Le député sortant rappelle d'abord les principaux engagements de son parti en santé. «Dans la mesure où l'Abitibi-Témiscamingue doit vibrer aux mêmes réalités que l'ensemble du Québec, il m'apparaît important de souligner ces engagements qui toucheront les gens d'ici», a-t-il indiqué.
Le Parti québécois propose donc de poursuivre le développement des groupes de médecine familiale, de les doter de professionnels de la santé additionnels, de multiplier les postes de super infirmières et d'élargir le champ d'intervention des pharmaciens afin de faciliter l'accès à un médecin de famille.
Le PQ veut aussi dénoncer la taxe santé telle qu'elle a été instaurée par le gouvernement libéral en 2010, la qualifiant de régressive et inéquitable, puisqu'elle coûte 400 $ à tous, peu importe le revenu. Il propose plutôt de demander aux plus riches de contribuer davantage, visant les contribuables dont le revenu est supérieur à 130 000 $.
Soins à domicile
L'autre cheval de bataille du PQ au niveau national trouvera un écho certain dans la région. Il s'agit de la mise en place d'une stratégie nationale de services et de soins à domicile.

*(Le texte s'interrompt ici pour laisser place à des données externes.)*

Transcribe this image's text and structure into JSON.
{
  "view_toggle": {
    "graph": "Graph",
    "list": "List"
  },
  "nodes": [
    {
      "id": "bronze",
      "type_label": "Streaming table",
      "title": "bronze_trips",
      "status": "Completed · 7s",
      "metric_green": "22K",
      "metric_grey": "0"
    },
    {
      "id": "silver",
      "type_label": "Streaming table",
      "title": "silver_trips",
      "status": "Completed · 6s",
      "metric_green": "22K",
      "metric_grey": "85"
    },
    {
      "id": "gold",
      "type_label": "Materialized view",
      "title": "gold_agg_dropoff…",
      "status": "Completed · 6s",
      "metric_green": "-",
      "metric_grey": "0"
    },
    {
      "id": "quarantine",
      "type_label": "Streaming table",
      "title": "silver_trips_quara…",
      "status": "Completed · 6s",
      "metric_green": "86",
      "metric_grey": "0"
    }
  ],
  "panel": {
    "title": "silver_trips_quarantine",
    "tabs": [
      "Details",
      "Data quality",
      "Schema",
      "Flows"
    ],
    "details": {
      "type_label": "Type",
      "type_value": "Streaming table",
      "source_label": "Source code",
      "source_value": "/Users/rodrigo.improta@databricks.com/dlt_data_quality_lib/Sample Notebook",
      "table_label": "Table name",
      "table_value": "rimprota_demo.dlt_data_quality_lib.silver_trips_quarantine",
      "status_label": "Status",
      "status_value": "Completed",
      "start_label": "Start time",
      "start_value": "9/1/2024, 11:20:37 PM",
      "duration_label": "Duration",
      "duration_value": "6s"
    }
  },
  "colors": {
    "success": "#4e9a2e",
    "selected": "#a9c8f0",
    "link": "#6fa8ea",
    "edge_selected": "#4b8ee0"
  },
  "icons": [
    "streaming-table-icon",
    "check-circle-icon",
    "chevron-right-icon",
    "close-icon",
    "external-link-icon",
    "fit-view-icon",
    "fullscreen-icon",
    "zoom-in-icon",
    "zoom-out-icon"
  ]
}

«Quand je parle à mon DG ici du Centre de santé et de services sociaux Les Aurores Boréales, il me dit que sa première demande sera un demi-million de dollars de plus pour les services et les soins à domicile. Avec ce qu'ils osent appeler l'optimisation des soins de santé, les libéraux viennent de couper ce demi-million dans ses budgets», a dénoncé M. Gendron.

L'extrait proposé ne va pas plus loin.